Thursday, November 1, 2012

Let's Start Thinking

   As a political science student in college, I took a class titled “Liberals and Conservatives,” which studied the philosophical foundations of these two ends of the ideological spectrum.  We looked at the various forms of government born of either end of the spectrum – Fascism on the Right, Communism on the Left – and read the big thinkers: John Stuart Mill, Thomas Hobbes, Edmund Burke, Voltaire.  We discussed liberal versus conservative positions on issues and discussed why someone of either persuasion would choose his or her position.  We learned how to think about issues and what drives our tendencies to form opinions on them.  We performed that great exercise that colleges and universities are supposed to promote: thinking.
   From the rhetoric of the day (which is not especially new or modern in its tone), I would be shocked to learn that anyone has any idea why they believe what they profess to believe.  We are toy boats on the sea of news, information, and opinion; the winds of change blow us mightily.  This is why someone like Newt Gingrich – who is a wealthy man by most modest standards – can decry the corrupting wealth of his fellow Republican Mitt Romney, and none of us really blinks.  This is why someone like President Obama can tout the benefits Government can provide for us as citizens, even while he pushes forward policies that hinder or injure citizens of the nation, and we’ll nod at the rhetoric.  To call the ways we think about our opinions Schizophrenic would be an understatement.  I think it’s more accurate to describe ourselves as crazy.
   So now we have self-described libertarians who essentially decry any effort Government makes, even if those efforts protect liberties.  And we have self-described progressives who are not progressive enough to let us exercise our freedom of speech without wagging a finger in our face if someone’s feelings get hurt.  Like I said, crazy.  We call ourselves either Liberal or Conservative, words that have become proxies for Democrat or Republican, even though these parties as bodies of policy positions are crazier than any of their constituent members.  Really, several hundred billion dollars for two simultaneous wars is conservative?  A federal health care program that stands to benefit private insurance companies to the tune of billions of dollars is liberal?  Nobody knows what he is, but we keep slinging the mud of labels that carry no meaning.  These terms have become epithets, not adjectives; they describe nothing.

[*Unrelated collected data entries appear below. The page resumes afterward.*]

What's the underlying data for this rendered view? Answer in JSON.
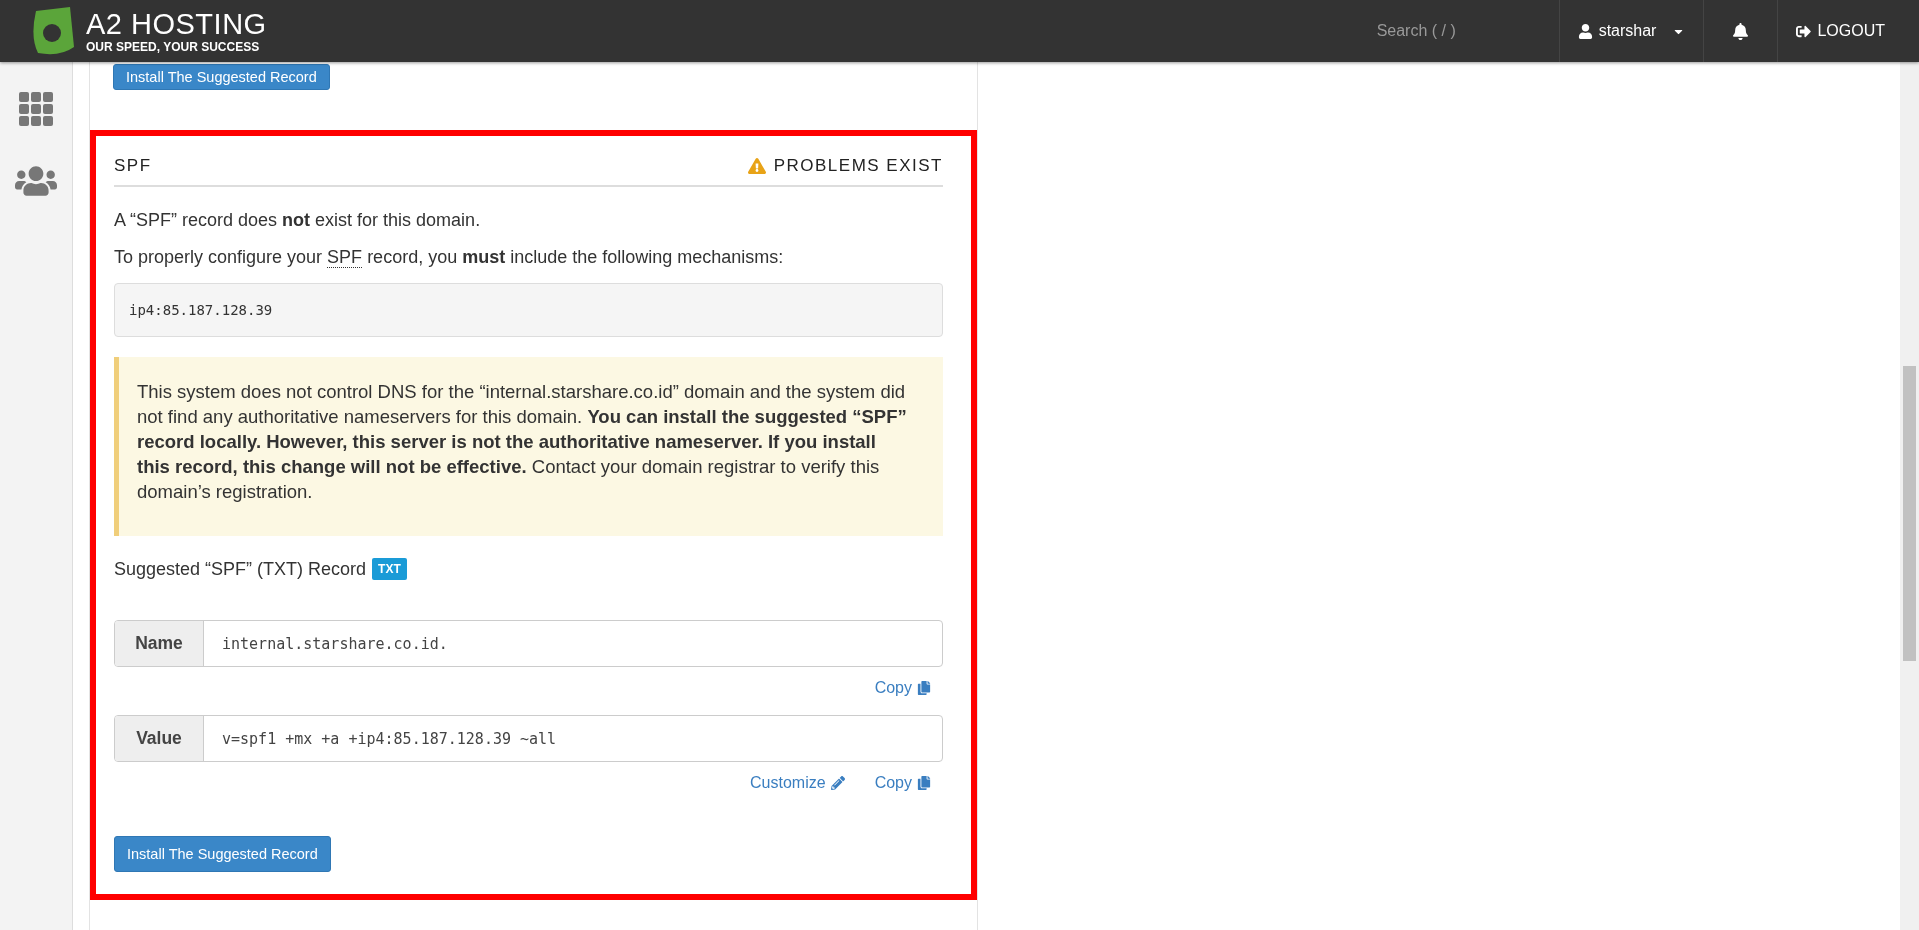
{
  "header": {
    "brand": "A2 HOSTING",
    "tagline": "OUR SPEED, YOUR SUCCESS",
    "search": {
      "placeholder": "Search ( / )"
    },
    "user": "starshar",
    "logout": "LOGOUT"
  },
  "top_button": "Install The Suggested Record",
  "spf": {
    "highlighted": true,
    "title": "SPF",
    "status": "PROBLEMS EXIST",
    "intro": "A “SPF” record does **not** exist for this domain.",
    "instruction": {
      "before": "To properly configure your ",
      "abbr": "SPF",
      "after": " record, you **must** include the following mechanisms:"
    },
    "mechanisms": "ip4:85.187.128.39",
    "warning": "This system does not control DNS for the “internal.starshare.co.id” domain and the system did not find any authoritative nameservers for this domain. **You can install the suggested “SPF” record locally. However, this server is not the authoritative nameserver. If you install this record, this change will not be effective.** Contact your domain registrar to verify this domain’s registration.",
    "suggested": "Suggested “SPF” (TXT) Record",
    "badge": "TXT",
    "fields": [
      {
        "label": "Name",
        "value": "internal.starshare.co.id.",
        "actions": [
          {
            "kind": "copy",
            "label": "Copy"
          }
        ]
      },
      {
        "label": "Value",
        "value": "v=spf1 +mx +a +ip4:85.187.128.39 ~all",
        "actions": [
          {
            "kind": "customize",
            "label": "Customize"
          },
          {
            "kind": "copy",
            "label": "Copy"
          }
        ]
      }
    ],
    "install": "Install The Suggested Record"
  }
}
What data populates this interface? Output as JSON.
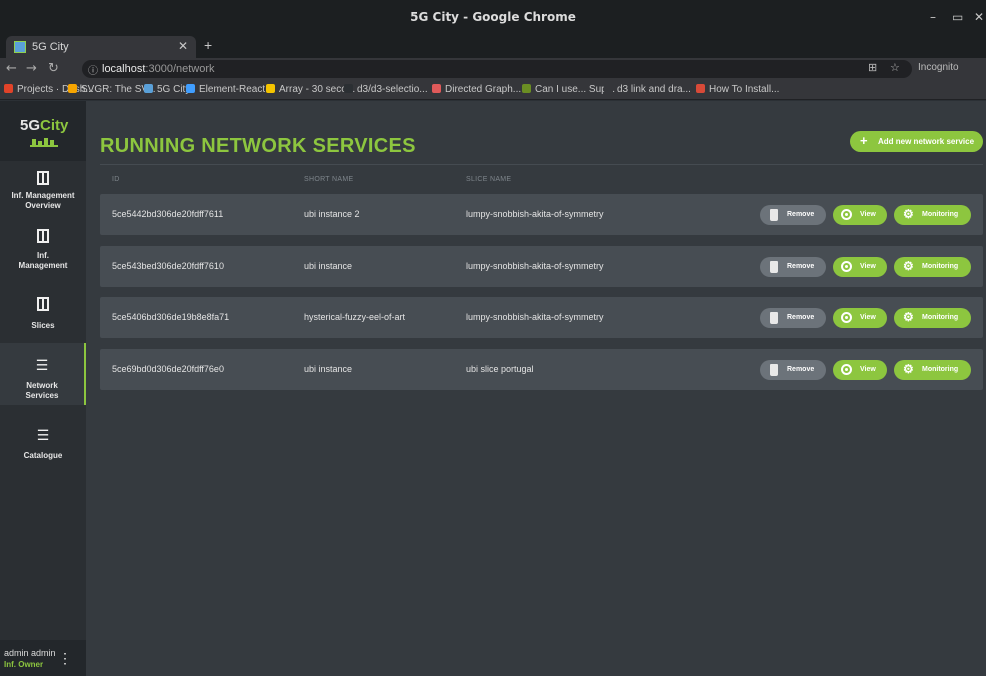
{
  "browser": {
    "window_title": "5G City - Google Chrome",
    "tab_title": "5G City",
    "url_host": "localhost",
    "url_path": ":3000/network",
    "incognito_label": "Incognito",
    "bookmarks": [
      {
        "label": "Projects · Dash...",
        "color": "#e24329"
      },
      {
        "label": "SVGR: The SV...",
        "color": "#f7a500"
      },
      {
        "label": "5G City",
        "color": "#5aa0d8"
      },
      {
        "label": "Element-React",
        "color": "#409eff"
      },
      {
        "label": "Array - 30 seco...",
        "color": "#f5c400"
      },
      {
        "label": "d3/d3-selectio...",
        "color": "#2b2f33"
      },
      {
        "label": "Directed Graph...",
        "color": "#e05a5a"
      },
      {
        "label": "Can I use... Sup...",
        "color": "#6b8e23"
      },
      {
        "label": "d3 link and dra...",
        "color": "#35363a"
      },
      {
        "label": "How To Install...",
        "color": "#d84a38"
      }
    ]
  },
  "app": {
    "logo_text_a": "5G",
    "logo_text_b": "City",
    "nav": [
      {
        "label": "Inf. Management Overview",
        "icon": "map-icon"
      },
      {
        "label": "Inf. Management",
        "icon": "map-icon"
      },
      {
        "label": "Slices",
        "icon": "map-icon"
      },
      {
        "label": "Network Services",
        "icon": "list-icon"
      },
      {
        "label": "Catalogue",
        "icon": "list-icon"
      }
    ],
    "user": {
      "name": "admin admin",
      "role": "Inf. Owner"
    },
    "page_title": "RUNNING NETWORK SERVICES",
    "add_button": "Add new network service",
    "columns": {
      "id": "ID",
      "short_name": "SHORT NAME",
      "slice_name": "SLICE NAME"
    },
    "buttons": {
      "remove": "Remove",
      "view": "View",
      "monitoring": "Monitoring"
    },
    "rows": [
      {
        "id": "5ce5442bd306de20fdff7611",
        "short_name": "ubi instance 2",
        "slice_name": "lumpy-snobbish-akita-of-symmetry"
      },
      {
        "id": "5ce543bed306de20fdff7610",
        "short_name": "ubi instance",
        "slice_name": "lumpy-snobbish-akita-of-symmetry"
      },
      {
        "id": "5ce5406bd306de19b8e8fa71",
        "short_name": "hysterical-fuzzy-eel-of-art",
        "slice_name": "lumpy-snobbish-akita-of-symmetry"
      },
      {
        "id": "5ce69bd0d306de20fdff76e0",
        "short_name": "ubi instance",
        "slice_name": "ubi slice portugal"
      }
    ],
    "accent_color": "#8dc63f"
  }
}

   I’m tired of hearing politicians tout their conservative credentials, or lionize their liberal policy positions.  I’m tired of the talking-head-news-shows giving credence to two competing and inane voices that purport to tell “both sides of the story” as if there are only two positions on any issue.  I’m sick of the effort to push one guy right and another guy left, when meanwhile the people doing the pushing have no idea what their destination is.  I’m tired of a general public and citizenry that cares so little for the activity of thought.  If anything brings us down it will be this: we stopped thinking.  Because the folks who gave us such great things in human history – democracy, capitalism, the Bill of Rights, the Declaration of Independence – were first and foremost great thinkers.  We can implement their ideas as effectively as they developed them only if we continue to pursue that great and difficult (and tedious) process of thought that they did.  Labels and empty rhetoric fill a lot of air time, but they don’t move nations, they don’t solve problems, and they don’t improve lives.  Let’s get back to the business of thinking.  Let’s each of us get down to the bottom of what we believe.